En avril, la mère de famille, qui, selon son mari, Anatoli Gorlov, a toujours été opposée au conflit en Ukraine, remarque qu’une base militaire située sous les fenêtres de leur immeuble s’était vidée de son contingent. Et, à la même période, entend dans un bus un soldat de cette caserne parler au téléphone d’une mission imminente. Svetlana Davydova appelle alors l’ambassade ukrainienne pour prévenir de ce qu’elle soupçonne être un envoi de soldats dans le Donbass.

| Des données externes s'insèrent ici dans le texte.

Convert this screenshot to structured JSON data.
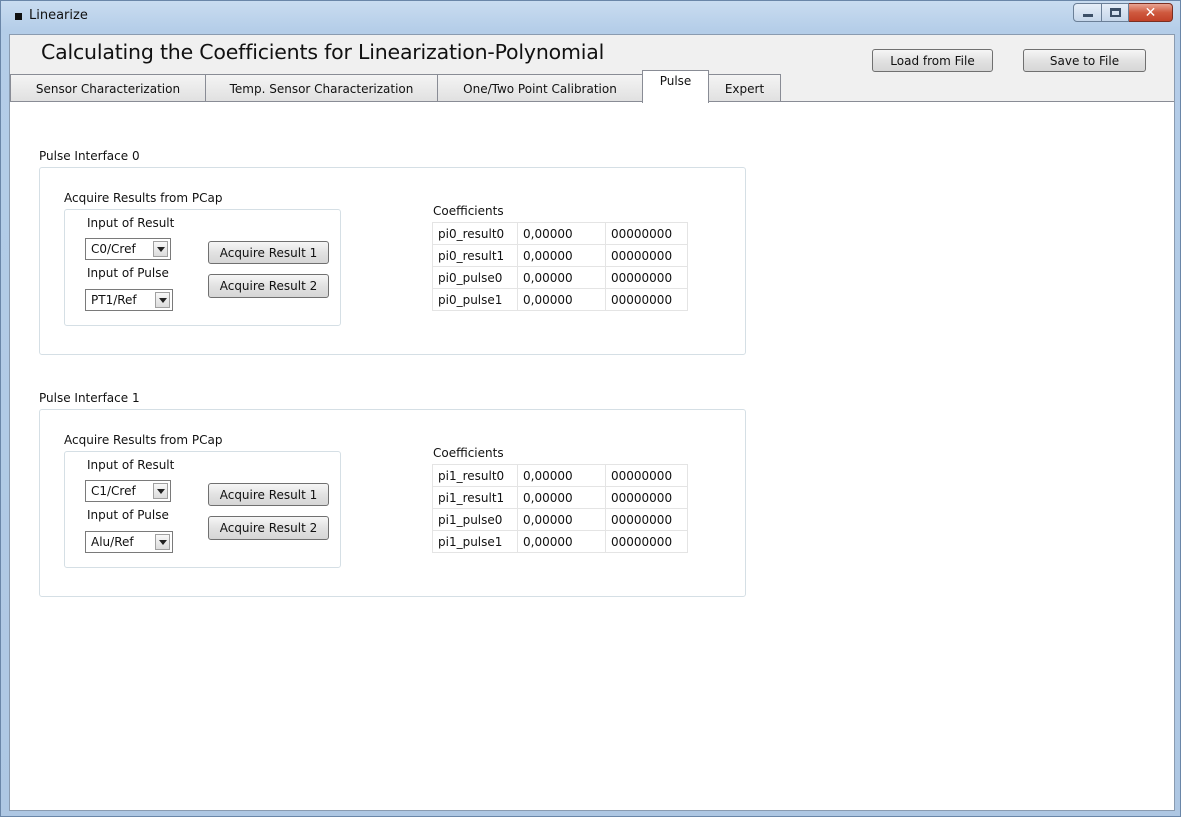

Pour le politologue indépendant Kirill Rogov, «son arrestation porte un caractère démonstratif et didactique évident : l'objectif est d'intimider et de limiter l'efficacité du bouche-à-oreille grâce auquel circulent toujours plus de témoignages sur les envois de soldats russes en Ukraine». Quant au choix comme «traître» d'une mère qui allaite encore son dernier-né, «c'est ce qu'il faut pour que l'affaire fasse du bruit : il faut des détails terrifiants, car les gens sont devenus insensibles».
Tours de vis. Cet épisode a-t-il eu l'effet escompté ? Du bruit, il y en a eu suffisamment pour infléchir la position des autorités. Une pétition signée par 50 000 personnes, dont la veuve du Prix Nobel Alexandre Soljenitsyne, Andreï Zviaguintsev, le réalisateur du film nommé aux oscars Léviathan, ou l'écrivain Lioudmila Oulitskaïa, a été transmise mardi au président Poutine. Quelques heures plus tard, Davydova quittait la prison. Mais l'acte d'accusation reste gravissime et la peine encourue maximale, en vertu de la loi sur la haute trahison, amendée en 2012.

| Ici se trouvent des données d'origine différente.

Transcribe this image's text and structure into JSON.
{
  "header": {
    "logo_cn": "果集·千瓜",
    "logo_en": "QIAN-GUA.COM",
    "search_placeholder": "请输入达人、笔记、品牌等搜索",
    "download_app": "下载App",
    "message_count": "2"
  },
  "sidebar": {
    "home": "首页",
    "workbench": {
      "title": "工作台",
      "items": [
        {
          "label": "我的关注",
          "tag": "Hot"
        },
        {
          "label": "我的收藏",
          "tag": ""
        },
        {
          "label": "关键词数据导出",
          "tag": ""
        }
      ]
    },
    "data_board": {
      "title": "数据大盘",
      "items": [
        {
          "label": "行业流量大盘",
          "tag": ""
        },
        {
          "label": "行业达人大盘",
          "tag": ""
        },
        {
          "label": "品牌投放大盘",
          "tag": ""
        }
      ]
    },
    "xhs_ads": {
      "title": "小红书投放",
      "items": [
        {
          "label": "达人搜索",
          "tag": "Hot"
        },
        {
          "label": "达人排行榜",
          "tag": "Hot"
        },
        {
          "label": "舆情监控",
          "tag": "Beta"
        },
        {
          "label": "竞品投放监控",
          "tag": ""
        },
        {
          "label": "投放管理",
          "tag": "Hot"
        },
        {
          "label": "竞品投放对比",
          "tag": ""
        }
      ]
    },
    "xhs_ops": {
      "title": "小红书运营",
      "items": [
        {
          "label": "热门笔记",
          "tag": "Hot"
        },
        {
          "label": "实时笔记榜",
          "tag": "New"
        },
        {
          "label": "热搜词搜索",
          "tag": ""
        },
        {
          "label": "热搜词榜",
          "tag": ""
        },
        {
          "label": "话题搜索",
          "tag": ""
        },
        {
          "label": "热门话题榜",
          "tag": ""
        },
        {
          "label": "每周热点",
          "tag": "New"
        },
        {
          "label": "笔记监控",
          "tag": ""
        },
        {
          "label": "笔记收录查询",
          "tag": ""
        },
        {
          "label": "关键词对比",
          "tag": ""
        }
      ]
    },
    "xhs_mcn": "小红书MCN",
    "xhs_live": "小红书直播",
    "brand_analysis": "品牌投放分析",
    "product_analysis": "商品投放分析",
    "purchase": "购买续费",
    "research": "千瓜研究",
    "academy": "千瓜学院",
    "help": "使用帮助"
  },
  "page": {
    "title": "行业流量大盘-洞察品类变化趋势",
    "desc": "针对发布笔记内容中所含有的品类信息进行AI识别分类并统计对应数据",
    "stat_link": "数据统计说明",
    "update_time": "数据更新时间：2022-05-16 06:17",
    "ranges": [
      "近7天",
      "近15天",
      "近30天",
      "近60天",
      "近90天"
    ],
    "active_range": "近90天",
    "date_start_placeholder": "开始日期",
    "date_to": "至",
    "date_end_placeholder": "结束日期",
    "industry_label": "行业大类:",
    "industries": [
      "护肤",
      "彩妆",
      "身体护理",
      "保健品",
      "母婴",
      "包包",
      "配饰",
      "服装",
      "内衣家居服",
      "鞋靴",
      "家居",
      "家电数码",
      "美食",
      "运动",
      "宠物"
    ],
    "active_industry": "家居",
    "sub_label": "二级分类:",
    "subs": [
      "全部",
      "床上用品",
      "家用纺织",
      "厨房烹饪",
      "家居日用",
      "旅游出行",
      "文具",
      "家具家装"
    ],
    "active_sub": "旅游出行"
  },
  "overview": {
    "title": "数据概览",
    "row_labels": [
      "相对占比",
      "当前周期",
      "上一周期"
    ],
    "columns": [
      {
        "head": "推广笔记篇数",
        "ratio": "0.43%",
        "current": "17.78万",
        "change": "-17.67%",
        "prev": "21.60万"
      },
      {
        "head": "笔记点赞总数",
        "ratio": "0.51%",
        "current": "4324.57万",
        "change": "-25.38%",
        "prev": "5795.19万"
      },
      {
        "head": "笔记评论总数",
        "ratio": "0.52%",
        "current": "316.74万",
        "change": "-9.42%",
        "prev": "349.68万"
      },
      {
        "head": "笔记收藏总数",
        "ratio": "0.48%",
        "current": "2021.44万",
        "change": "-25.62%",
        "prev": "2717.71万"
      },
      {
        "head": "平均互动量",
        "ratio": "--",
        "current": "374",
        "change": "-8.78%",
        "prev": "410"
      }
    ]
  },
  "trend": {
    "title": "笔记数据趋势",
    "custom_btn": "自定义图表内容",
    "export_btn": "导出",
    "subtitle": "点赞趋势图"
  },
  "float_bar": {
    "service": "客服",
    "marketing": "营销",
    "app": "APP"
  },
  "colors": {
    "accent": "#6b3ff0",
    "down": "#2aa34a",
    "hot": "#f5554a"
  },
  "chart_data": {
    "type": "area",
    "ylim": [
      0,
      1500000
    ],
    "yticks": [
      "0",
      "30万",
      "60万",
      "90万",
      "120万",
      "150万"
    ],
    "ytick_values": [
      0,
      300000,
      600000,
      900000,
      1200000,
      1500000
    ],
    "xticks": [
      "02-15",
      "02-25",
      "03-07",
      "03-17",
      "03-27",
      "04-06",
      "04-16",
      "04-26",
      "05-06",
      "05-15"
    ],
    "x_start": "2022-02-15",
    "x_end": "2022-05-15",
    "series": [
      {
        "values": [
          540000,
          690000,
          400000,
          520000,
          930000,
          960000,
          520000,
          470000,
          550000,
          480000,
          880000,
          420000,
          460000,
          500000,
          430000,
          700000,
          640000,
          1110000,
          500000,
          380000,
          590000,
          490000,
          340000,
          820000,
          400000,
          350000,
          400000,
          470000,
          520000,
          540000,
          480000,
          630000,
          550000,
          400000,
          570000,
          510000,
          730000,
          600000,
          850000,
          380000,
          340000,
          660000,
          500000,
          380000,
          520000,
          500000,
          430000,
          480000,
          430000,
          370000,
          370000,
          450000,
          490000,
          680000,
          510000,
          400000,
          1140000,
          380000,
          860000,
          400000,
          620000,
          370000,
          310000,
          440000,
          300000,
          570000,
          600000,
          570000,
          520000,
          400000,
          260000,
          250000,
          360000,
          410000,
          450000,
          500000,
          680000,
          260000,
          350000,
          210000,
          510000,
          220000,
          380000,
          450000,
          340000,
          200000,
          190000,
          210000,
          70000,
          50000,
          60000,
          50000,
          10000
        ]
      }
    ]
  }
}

C'était l'un des premiers tours de vis de Vladimir Poutine pour son troisième mandat. Les concepts d'«espionnage» et de «trahison d'Etat» ont été élargis avec un nouvel article condamnant la collecte, même fortuite, d'éléments considérés par l'Etat comme des secrets, même si ce n'est pas dans le cadre d'une opération d'espionnage. «C'est un message, poursuit Rogov, adressé à tous ceux qui seraient tentés de dénoncer l'envoi, et surtout la mort, de soldats russes en Ukraine.» Pour preuve, le timing : le coup de fil a été intercepté en avril mais le dossier n'a été activé que maintenant, au moment d'une nouvelle intensification des combats dans l'est de l'Ukraine. «Le Kremlin va devoir regarnir les rangs des combattants dans le Donbass, et il faut prévenir une nouvelle vague de plaintes», conclut l'expert.
«Chantage».Depuis quelques semaines, plusieurs ONG dans diverses régions russes ont enregistré un nombre croissant de doléances ayant un thème récurrent : des conscrits forcés par leurs supérieurs à signer des contrats avec l'armée avant d'être envoyés pour des manœuvres dans la région de Rostov, près de la frontière ukrainienne. Les mères de soldats de Saint-Pétersbourg évoquent une vingtaine de cas.
«C'est à partir des polygones [bases militaires, ndlr] de Rostov que les soldats sont ensuite déployés en Ukraine. Ils portent plainte car ils ne veulent pas participer à une guerre qui n'existe pas. Mais quand ils refusent de partir, ils sont licenciés», précise Sergei Krivenko, juriste de l'association moscovite Memorial, qui a enregistré près de 60 plaintes.
Les premiers cercueils de soldats russes, officiellement morts «durant les manœuvres à Rostov», ont été ensevelis en août dans le plus grand secret, tandis que des régiments entiers, envoyés là-bas pour des «exercices militaires», perdaient tout contact avec leurs proches. Les familles qui avaient parlé aux médias ont été réduites au silence. «Les soldats signent un accord de non-divulgation. Et les familles sont victimes d'un chantage : pas de subsides à ceux qui parlent, rapporte le député Lev Schlossberg. 5 millions de roubles [65 000 euros] pour un décès, entre 1,5 et 3 millions [20 000 et 40 000 euros] pour les blessés, sont des sommes très convaincantes.» En revanche, ceux qui sont rentrés sains et saufs n'ont touché que leur solde habituelle. Et pour toute prime, une menace de représailles judiciaires en cas d'ébruitement. «Puisqu'il n'y a pas de guerre, conclut Krivenko, il n'y a pas non plus de vétérans.»